SM Prime Holdings Inc. is going back to the retail-bond market and has informed regulators of a renewed intent to sell debt worth at least P15 billion.
In seeking permission from the Securities and Exchange Commission (SEC), the property-development arm of the Sy family reminded the SEC that the exercise formed part of a shelf registration bid to sell an aggregate P60 billion.
SM Prime CFO John Nai Peng C. Ong said the exercise has a built-in provision allowing the property developer to upsize the sale as high as P20 billion, depending on market appetite.
Ong told the SEC that they plan on selling five- and seven-year fixed-rate bonds based on the authority the regulator gave the developer in July 2016.

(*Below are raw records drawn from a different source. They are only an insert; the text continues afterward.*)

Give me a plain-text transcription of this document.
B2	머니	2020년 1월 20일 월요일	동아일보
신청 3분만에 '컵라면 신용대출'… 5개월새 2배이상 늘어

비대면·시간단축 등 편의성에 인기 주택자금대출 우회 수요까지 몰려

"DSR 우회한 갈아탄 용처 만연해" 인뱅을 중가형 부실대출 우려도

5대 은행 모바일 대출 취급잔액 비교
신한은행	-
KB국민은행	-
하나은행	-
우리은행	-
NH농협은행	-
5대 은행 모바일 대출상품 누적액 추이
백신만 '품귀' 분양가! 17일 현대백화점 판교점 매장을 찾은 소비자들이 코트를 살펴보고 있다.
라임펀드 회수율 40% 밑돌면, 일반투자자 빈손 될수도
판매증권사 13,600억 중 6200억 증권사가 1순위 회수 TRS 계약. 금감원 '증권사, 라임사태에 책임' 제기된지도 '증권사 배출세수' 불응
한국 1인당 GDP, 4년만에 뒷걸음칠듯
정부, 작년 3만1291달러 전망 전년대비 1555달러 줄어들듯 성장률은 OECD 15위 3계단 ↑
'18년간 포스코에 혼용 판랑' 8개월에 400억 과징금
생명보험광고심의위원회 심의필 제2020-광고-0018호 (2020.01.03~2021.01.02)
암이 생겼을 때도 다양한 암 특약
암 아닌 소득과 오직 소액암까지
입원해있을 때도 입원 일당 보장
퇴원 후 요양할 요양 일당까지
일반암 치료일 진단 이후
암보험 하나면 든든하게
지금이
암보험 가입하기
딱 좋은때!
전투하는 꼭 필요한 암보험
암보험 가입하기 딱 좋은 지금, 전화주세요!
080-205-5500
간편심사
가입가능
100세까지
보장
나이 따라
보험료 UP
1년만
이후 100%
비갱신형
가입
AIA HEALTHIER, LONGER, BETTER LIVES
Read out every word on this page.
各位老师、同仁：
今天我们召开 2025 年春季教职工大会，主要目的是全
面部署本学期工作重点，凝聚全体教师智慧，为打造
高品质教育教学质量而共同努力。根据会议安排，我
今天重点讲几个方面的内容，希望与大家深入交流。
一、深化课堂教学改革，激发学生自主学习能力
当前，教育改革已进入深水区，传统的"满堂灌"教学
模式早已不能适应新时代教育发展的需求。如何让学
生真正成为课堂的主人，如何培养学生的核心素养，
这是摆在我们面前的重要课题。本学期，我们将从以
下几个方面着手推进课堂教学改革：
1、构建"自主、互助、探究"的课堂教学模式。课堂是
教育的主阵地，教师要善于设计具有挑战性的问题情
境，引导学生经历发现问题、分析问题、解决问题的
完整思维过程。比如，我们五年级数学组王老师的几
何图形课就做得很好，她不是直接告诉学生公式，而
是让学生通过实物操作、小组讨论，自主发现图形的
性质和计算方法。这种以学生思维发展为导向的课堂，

So-called corporate bonds form a miniscule part of aggregate debt financing by the various privately owned businesses in the Philippines equal in dollar terms to only $20 billion in 2017, according to estimates by First Metro Investment Corp. (FMIC).
Bank loans remain the primary source of financing corporate activities in the country, totaling the equivalent of $118 billion last year, FMIC said.
SM Prime’s debt sale comes at a time when banks and financial institutions are awash in liquidity but have few investment vehicles to latch on to and make their money work for them.
It also comes at a time when the United States Federal Reserve System, steward at the world’s largest financial market, is seen to make appropriate adjustments on key interest rates that have central banks and investors alike on high alert for the latest word.